After signing in we were each given some cards with our number on them. Each time you filled a crate you took it to the wagon and gave the driver one of your cards with your number on it. He wrote it down and put the card in the crate that you had picked.

 

At the end of the day you were paid by the number of cards you had turned in to the wagon driver.

 

We each took several flat crates and began to pick the apricots.

 

As the sun broke free of the fog bank you could see the apricots hanging like ribbons from the trees. It would be a hot day but a good picking day.

 

I picked standing on the ground most of the morning no need to climb until later in the day.

 

At lunch we sit on the grass and ate our sandwiches, and hard boiled eggs then had apricots for dessert. The other workers talked in soft voices in a language that I did not understand. The laughter, floated over the hill side as the workers sit eating mayonnaise, bean, and onion sandwiches and drinking sweet wine.

 

My cousins and I stayed apart from the workers. We had been warned long ago that Gypsies took young girls like us and they were never seen again. Of course we were also told that the bums on the rail road tracks with their bundles, also put young children in them.

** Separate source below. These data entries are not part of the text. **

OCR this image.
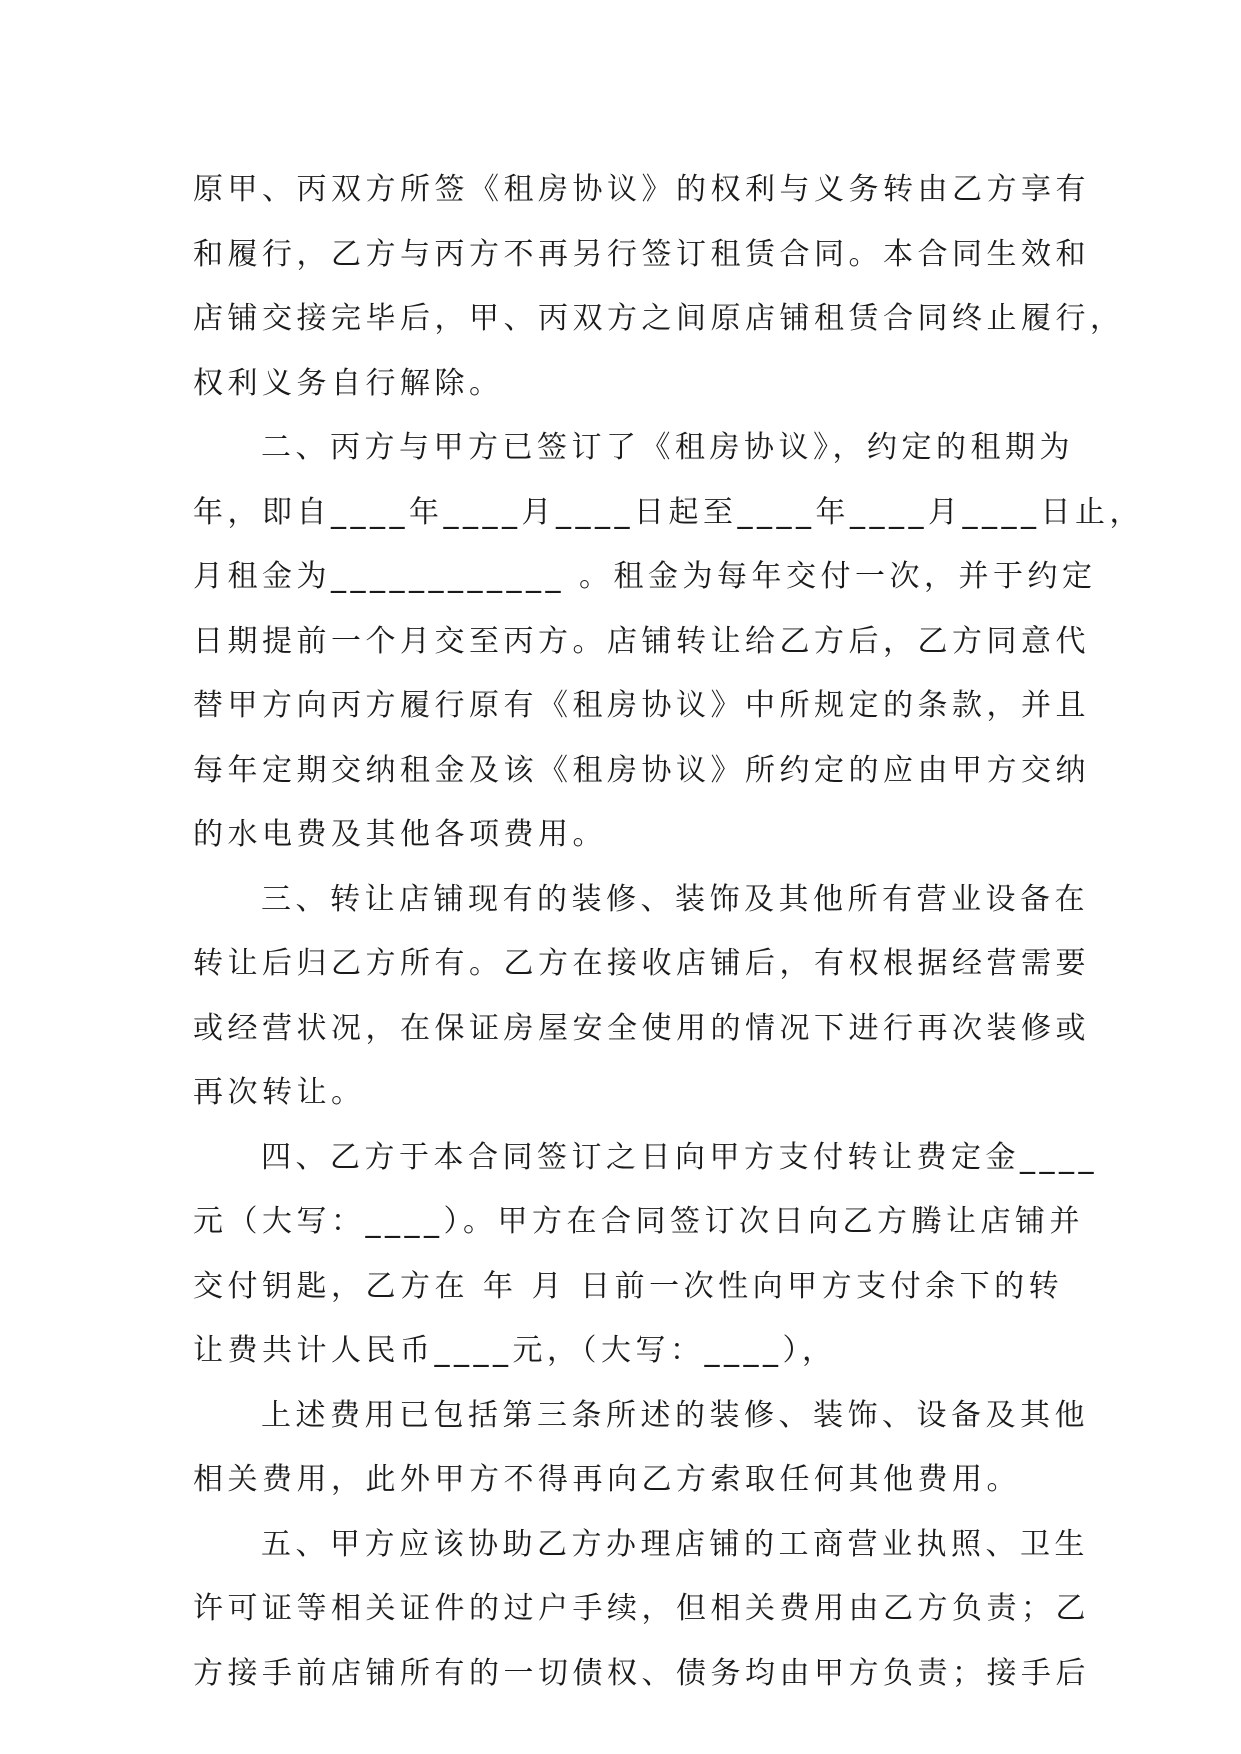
原甲、丙双方所签《租房协议》的权利与义务转由乙方享有
和履行，乙方与丙方不再另行签订租赁合同。本合同生效和
店铺交接完毕后，甲、丙双方之间原店铺租赁合同终止履行，
权利义务自行解除。
二、丙方与甲方已签订了《租房协议》，约定的租期为
年，即自____年____月____日起至____年____月____日止，
月租金为____________ 。租金为每年交付一次，并于约定
日期提前一个月交至丙方。店铺转让给乙方后，乙方同意代
替甲方向丙方履行原有《租房协议》中所规定的条款，并且
每年定期交纳租金及该《租房协议》所约定的应由甲方交纳
的水电费及其他各项费用。
三、转让店铺现有的装修、装饰及其他所有营业设备在
转让后归乙方所有。乙方在接收店铺后，有权根据经营需要
或经营状况，在保证房屋安全使用的情况下进行再次装修或
再次转让。
四、乙方于本合同签订之日向甲方支付转让费定金____
元（大写：____）。甲方在合同签订次日向乙方腾让店铺并
交付钥匙，乙方在 年 月 日前一次性向甲方支付余下的转
让费共计人民币____元，（大写：____），
上述费用已包括第三条所述的装修、装饰、设备及其他
相关费用，此外甲方不得再向乙方索取任何其他费用。
五、甲方应该协助乙方办理店铺的工商营业执照、卫生
许可证等相关证件的过户手续，但相关费用由乙方负责；乙
方接手前店铺所有的一切债权、债务均由甲方负责；接手后
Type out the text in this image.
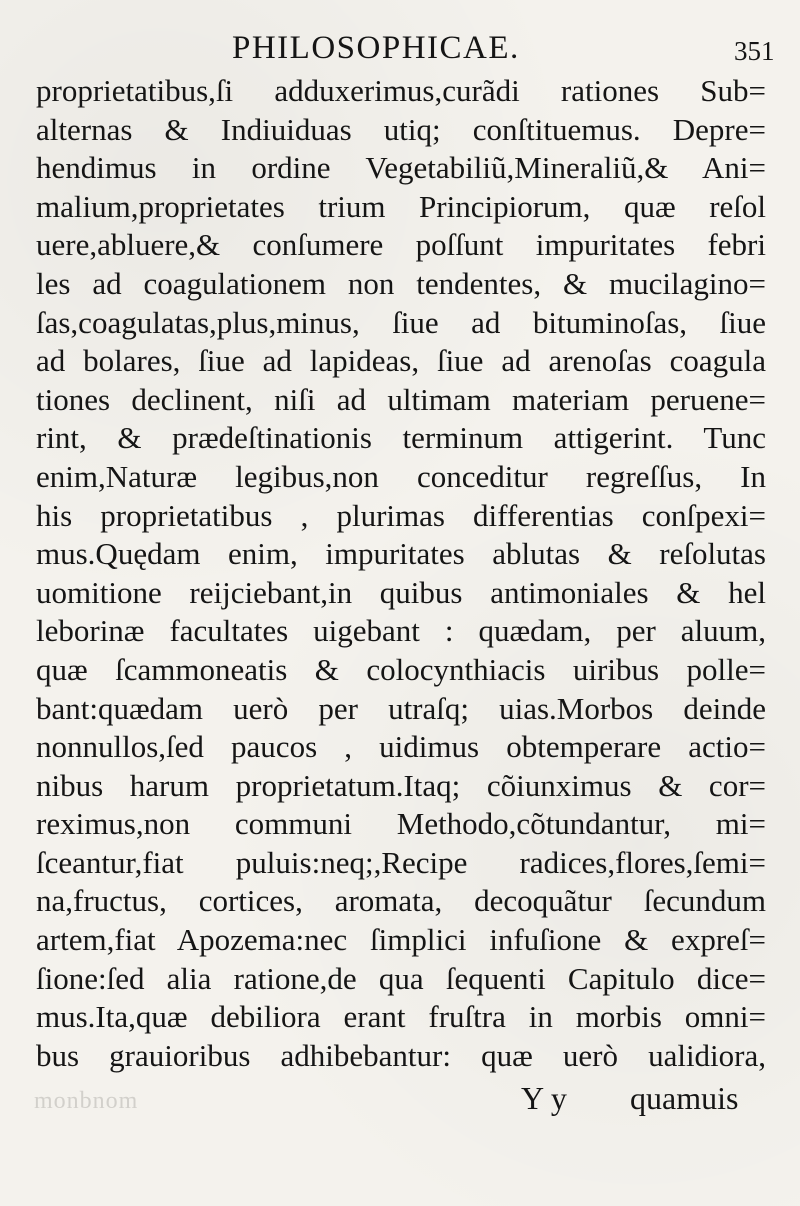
PHILOSOPHICAE.	351
proprietatibus,ſi adduxerimus,curãdi rationes Sub=
alternas & Indiuiduas utiq; conſtituemus. Depre=
hendimus in ordine Vegetabiliũ,Mineraliũ,& Ani=
malium,proprietates trium Principiorum, quæ reſol
uere,abluere,& conſumere poſſunt impuritates febri
les ad coagulationem non tendentes, & mucilagino=
ſas,coagulatas,plus,minus, ſiue ad bituminoſas, ſiue
ad bolares, ſiue ad lapideas, ſiue ad arenoſas coagula
tiones declinent, niſi ad ultimam materiam peruene=
rint, & prædeſtinationis terminum attigerint. Tunc
enim,Naturæ legibus,non conceditur regreſſus, In
his proprietatibus , plurimas differentias conſpexi=
mus.Quędam enim, impuritates ablutas & reſolutas
uomitione reijciebant,in quibus antimoniales & hel
leborinæ facultates uigebant : quædam, per aluum,
quæ ſcammoneatis & colocynthiacis uiribus polle=
bant:quædam uerò per utraſq; uias.Morbos deinde
nonnullos,ſed paucos , uidimus obtemperare actio=
nibus harum proprietatum.Itaq; cõiunximus & cor=
reximus,non communi Methodo,cõtundantur, mi=
ſceantur,fiat puluis:neq;,Recipe radices,flores,ſemi=
na,fructus, cortices, aromata, decoquãtur ſecundum
artem,fiat Apozema:nec ſimplici infuſione & expreſ=
ſione:ſed alia ratione,de qua ſequenti Capitulo dice=
mus.Ita,quæ debiliora erant fruſtra in morbis omni=
bus grauioribus adhibebantur: quæ uerò ualidiora,
monbnom	Y y quamuis
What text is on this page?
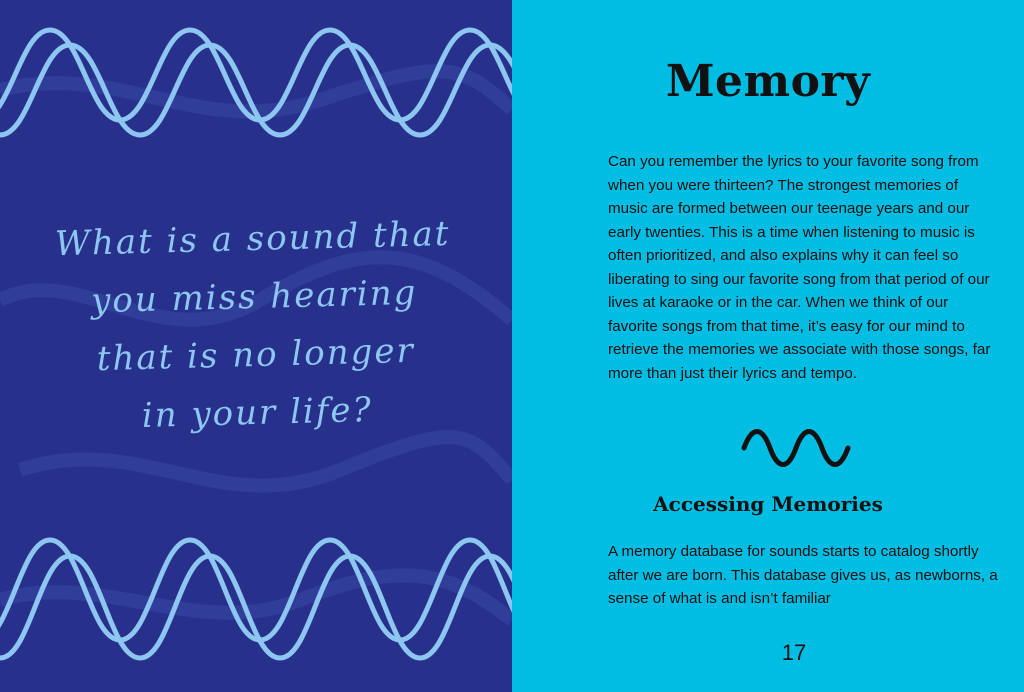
What is a sound that
you miss hearing
that is no longer
in your life?
Memory

Can you remember the lyrics to your favorite song from when you were thirteen? The strongest memories of music are formed between our teenage years and our early twenties. This is a time when listening to music is often prioritized, and also explains why it can feel so liberating to sing our favorite song from that period of our lives at karaoke or in the car. When we think of our favorite songs from that time, it’s easy for our mind to retrieve the memories we associate with those songs, far more than just their lyrics and tempo.

Accessing Memories

A memory database for sounds starts to catalog shortly after we are born. This database gives us, as newborns, a sense of what is and isn’t familiar

17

I realize now that this was to keep us off the tracks and away from harm.

 

There were many such transit workers riding the rails and walking the back roads in those days, work was not easy to find. Some lived in Hobo jungles or camps along the tracks. There was no work after the war so the men just wondered from town to town picking up odd jobs.

 

My mother would always feed the men who came knocking at our door.

 

I know my father would not approve of this if he were home. You never knew who these men were, some were probably dangerous; but she still would put out a dish of food on the steps when one came knocking.

 

I finished my sandwich and dusted off my hands on the grass. My skirt was spotted with squashed apricots and my hands sticky from picking the ripe fruit.

 

I walked over to the water bucket to get a drink and put some water on my face.

 

This morning I had picked over 20 flats of fruit, by night I would have at least 50 flats picked, my pay today would be good. We made sometimes 25 to 30 cents a flat. That evening we would be harder picking, we would have to climb more to get our flats filled. Long skirts did not make it easy to climb trees but we managed. We would take the hem of our skirts up from behind and pull them between our legs. Then taking that end of the skirt hem we tucked it in the front of our skirt waist band. This gave you two pouches to pick in and got the long skirt up out of the way.

 

The Gypsy women all did this to form a kind of baggy pants effect. The apricot trees were low to the ground so you did not need a ladder, just be able to climb.

 

We always had fun even when we worked so hard. By the end of the first day the other workers were more open to talking with us. As the days went by we formed a bond by the time we were done picking.

 

My cousins and I loved music and often sing all the way home. Sometimes the other workers sang songs from their own culture. We would all part at the end of the day looking forward to the next morning.

 

If the chickens and ducks were laying we would bring eggs to sell to the other workers. Some times we brought apples and other things my Aunt made to sale.

 

Aunt Rose was an excellent cook her fruit cakes were really something to see. Each year she made us a very special one with pecans and pineapple.

 

The best days were when we worked close to home then we could ride to the orchards on my Aunts old gray horse. He would carry all three of us on his bare back and never complain.

 

I spent several summers when we lived in the Salinas Valley at my Aunts working. These were some of my happier memories of growing up.

 

My father for some reason liked to get back at my Aunt Rose by called her horse a plow horse.

 

The battle between them lasted until she passed shortly after Uncle Johnny.

 

Many times she would say to us that Uncle Johnny was the one who gave her a life worth living. She always spoke kindly of him even after he passed.

 

Some time in this life we are lucky to see or be a part of this love that two people have for each other. I will not forget the kindness and love that they shared with me.